5. En los ámbitos de actuación urbanística en que, en el momento de la entrada en vigor de la presente Ley, concurran las circunstancias de tener que ejecutar obras de urbanización o bien de tener que adecuarlas a la normativa sectorial vigente y de estar la junta de conservación inscrita en el Registro de Entidades Urbanísticas Colaboradoras de la Dirección General de Urbanismo, dicha junta, en el plazo de cinco años, puede formular un proyecto de reparcelación económica simultáneamente a la modificación de los estatutos, de tal modo que la junta pase a ser de compensación y conservación y su objeto y facultades comprendan también la ejecución o la adecuación de las obras de urbanización, hasta la entrega reglamentaria de estas obras.

DISPOSICIÓN TRANSITORIA SEXTA.

Los expedientes de solicitud de autorización de usos y obras en suelo no urbanizable y en suelo urbanizable no delimitado y de usos y obras provisionales que hayan tenido entrada en los Ayuntamientos antes de la entrada en vigor de la presente Ley siguen tramitándose de acuerdo con la normativa anterior a ésta. Las nuevas solicitudes, a partir de la entrada en vigor de la presente Ley, deben ajustarse a los aspectos sustantivos y formales regulados en los artículos 47 a 54. No obstante, siguen tramitándose de acuerdo con la normativa anterior a la presente Ley, a lo largo de un plazo de tres años desde la entrada en vigor de ésta, las solicitudes de licencia en ámbitos provenientes de procesos de parcelación rústica que hayan sido específicamente reconocidos por el planeamiento general en vigor, en el régimen de suelo no urbanizable.

DISPOSICIÓN TRANSITORIA SÉPTIMA.

1. Los expedientes de suspensión de obras, los sancionadores y los de medidas de reposición ya incoados en el momento de la entrada en vigor de la presente Ley deben seguir tramitándose de acuerdo con la normativa anterior.

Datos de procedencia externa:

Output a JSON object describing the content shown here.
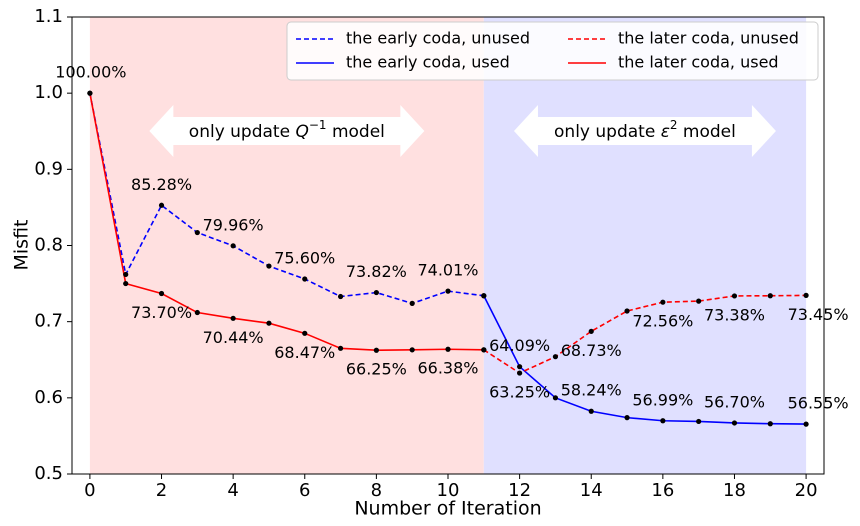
{
  "chart_data": {
    "type": "line",
    "xlabel": "Number of Iteration",
    "ylabel": "Misfit",
    "x": [
      0,
      1,
      2,
      3,
      4,
      5,
      6,
      7,
      8,
      9,
      10,
      11,
      12,
      13,
      14,
      15,
      16,
      17,
      18,
      19,
      20
    ],
    "xlim": [
      -0.5,
      20.5
    ],
    "xticks": [
      0,
      2,
      4,
      6,
      8,
      10,
      12,
      14,
      16,
      18,
      20
    ],
    "ylim": [
      0.5,
      1.1
    ],
    "yticks": [
      0.5,
      0.6,
      0.7,
      0.8,
      0.9,
      {
        "value": 1.0,
        "label": "1.0"
      },
      1.1
    ],
    "legend": "upper right",
    "shaded_regions": [
      {
        "xrange": [
          0,
          11
        ],
        "color": "#ffe0e0"
      },
      {
        "xrange": [
          11,
          20
        ],
        "color": "#e0e0ff"
      }
    ],
    "annotations": [
      {
        "prefix": "only update ",
        "symbol": "Q",
        "superscript": "−1",
        "suffix": " model"
      },
      {
        "prefix": "only update ",
        "symbol": "ε",
        "superscript": "2",
        "suffix": " model"
      }
    ],
    "series": [
      {
        "name": "the early coda, unused",
        "color": "#0000ff",
        "dashed": true,
        "values": [
          1.0,
          0.762,
          0.8528,
          0.817,
          0.7996,
          0.773,
          0.756,
          0.733,
          0.7382,
          0.724,
          0.7401,
          0.734,
          null,
          null,
          null,
          null,
          null,
          null,
          null,
          null,
          null
        ],
        "value_labels": [
          "100.00%",
          null,
          "85.28%",
          null,
          "79.96%",
          null,
          "75.60%",
          null,
          "73.82%",
          null,
          "74.01%",
          null,
          null,
          null,
          null,
          null,
          null,
          null,
          null,
          null,
          null
        ]
      },
      {
        "name": "the early coda, used",
        "color": "#0000ff",
        "dashed": false,
        "values": [
          null,
          null,
          null,
          null,
          null,
          null,
          null,
          null,
          null,
          null,
          null,
          0.734,
          0.6409,
          0.6,
          0.5824,
          0.574,
          0.5699,
          0.569,
          0.567,
          0.566,
          0.5655
        ],
        "value_labels": [
          null,
          null,
          null,
          null,
          null,
          null,
          null,
          null,
          null,
          null,
          null,
          null,
          "64.09%",
          null,
          "58.24%",
          null,
          "56.99%",
          null,
          "56.70%",
          null,
          "56.55%"
        ]
      },
      {
        "name": "the later coda, unused",
        "color": "#ff0000",
        "dashed": true,
        "values": [
          null,
          null,
          null,
          null,
          null,
          null,
          null,
          null,
          null,
          null,
          null,
          0.663,
          0.6325,
          0.654,
          0.6873,
          0.714,
          0.7256,
          0.727,
          0.7338,
          0.734,
          0.7345
        ],
        "value_labels": [
          null,
          null,
          null,
          null,
          null,
          null,
          null,
          null,
          null,
          null,
          null,
          null,
          "63.25%",
          null,
          "68.73%",
          null,
          "72.56%",
          null,
          "73.38%",
          null,
          "73.45%"
        ]
      },
      {
        "name": "the later coda, used",
        "color": "#ff0000",
        "dashed": false,
        "values": [
          1.0,
          0.75,
          0.737,
          0.712,
          0.7044,
          0.698,
          0.6847,
          0.665,
          0.6625,
          0.663,
          0.6638,
          0.663,
          null,
          null,
          null,
          null,
          null,
          null,
          null,
          null,
          null
        ],
        "value_labels": [
          null,
          null,
          "73.70%",
          null,
          "70.44%",
          null,
          "68.47%",
          null,
          "66.25%",
          null,
          "66.38%",
          null,
          null,
          null,
          null,
          null,
          null,
          null,
          null,
          null,
          null
        ]
      }
    ]
  }
}
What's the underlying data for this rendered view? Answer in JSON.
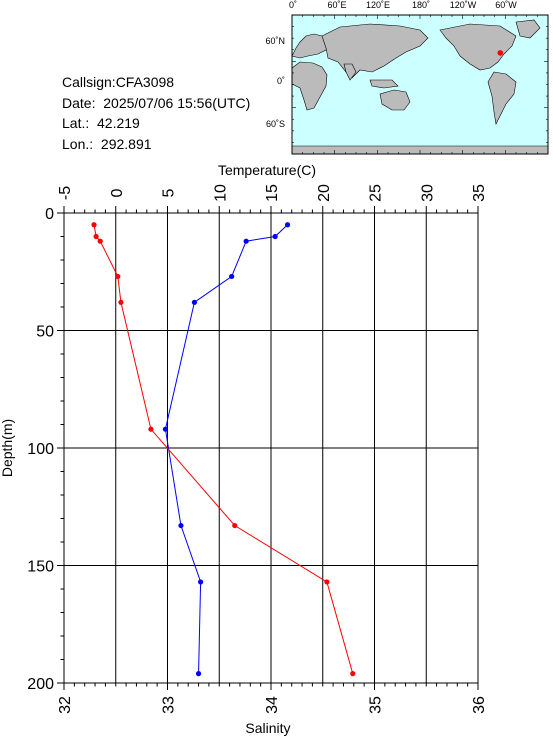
{
  "info": {
    "callsign": "Callsign:CFA3098",
    "date": "Date:  2025/07/06 15:56(UTC)",
    "lat": "Lat.:  42.219",
    "lon": "Lon.:  292.891"
  },
  "map": {
    "top_ticks": [
      "0˚",
      "60˚E",
      "120˚E",
      "180˚",
      "120˚W",
      "60˚W"
    ],
    "left_ticks": [
      "60˚N",
      "0˚",
      "60˚S"
    ],
    "station": {
      "lat": 42.219,
      "lon": 292.891
    },
    "colors": {
      "ocean": "#ccffff",
      "land": "#bbbbbb",
      "station": "#ff0000"
    }
  },
  "chart_data": {
    "type": "line",
    "ylabel": "Depth(m)",
    "ylim": [
      200,
      0
    ],
    "yticks": [
      0,
      50,
      100,
      150,
      200
    ],
    "top_axis": {
      "label": "Temperature(C)",
      "lim": [
        -5,
        35
      ],
      "ticks": [
        -5,
        0,
        5,
        10,
        15,
        20,
        25,
        30,
        35
      ]
    },
    "bottom_axis": {
      "label": "Salinity",
      "lim": [
        32,
        36
      ],
      "ticks": [
        32,
        33,
        34,
        35,
        36
      ]
    },
    "series": [
      {
        "axis": "temperature",
        "color": "#0000ff",
        "points": [
          {
            "x": 16.6,
            "y": 5
          },
          {
            "x": 15.4,
            "y": 10
          },
          {
            "x": 12.6,
            "y": 12
          },
          {
            "x": 11.2,
            "y": 27
          },
          {
            "x": 7.6,
            "y": 38
          },
          {
            "x": 4.8,
            "y": 92
          },
          {
            "x": 6.3,
            "y": 133
          },
          {
            "x": 8.2,
            "y": 157
          },
          {
            "x": 8.0,
            "y": 196
          }
        ]
      },
      {
        "axis": "salinity",
        "color": "#ff0000",
        "points": [
          {
            "x": 32.29,
            "y": 5
          },
          {
            "x": 32.31,
            "y": 10
          },
          {
            "x": 32.35,
            "y": 12
          },
          {
            "x": 32.52,
            "y": 27
          },
          {
            "x": 32.55,
            "y": 38
          },
          {
            "x": 32.84,
            "y": 92
          },
          {
            "x": 33.65,
            "y": 133
          },
          {
            "x": 34.54,
            "y": 157
          },
          {
            "x": 34.79,
            "y": 196
          }
        ]
      }
    ]
  }
}
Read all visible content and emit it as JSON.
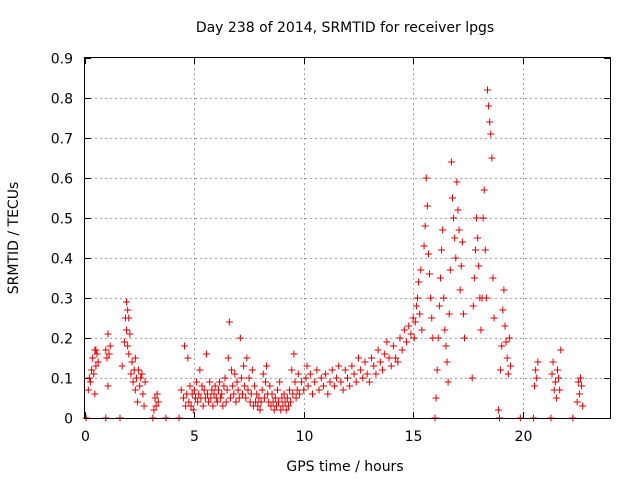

2. El régimen sancionador regulado por la presente Ley se aplica a las infracciones cometidas a partir de su entrada en vigor.

DISPOSICIÓN TRANSITORIA OCTAVA.

1. Las figuras de planeamiento derivado y los instrumentos de gestión que ya se hayan aprobado inicialmente en el momento de la entrada en vigor de la presente Ley se rigen, en lo que se refiere a los aspectos formales, así como sustantivos, por la normativa anterior a la presente Ley, y las figuras de planeamiento derivado y los instrumentos de gestión que se aprueben inicialmente después de dicha entrada en vigor de la presente Ley se rigen por las nuevas determinaciones formales y sustantivas.

2. Con carácter general, los procedimientos iniciados antes de la entrada en vigor de la presente Ley no se rigen por las disposiciones establecidas en la misma, sino por la normativa anterior.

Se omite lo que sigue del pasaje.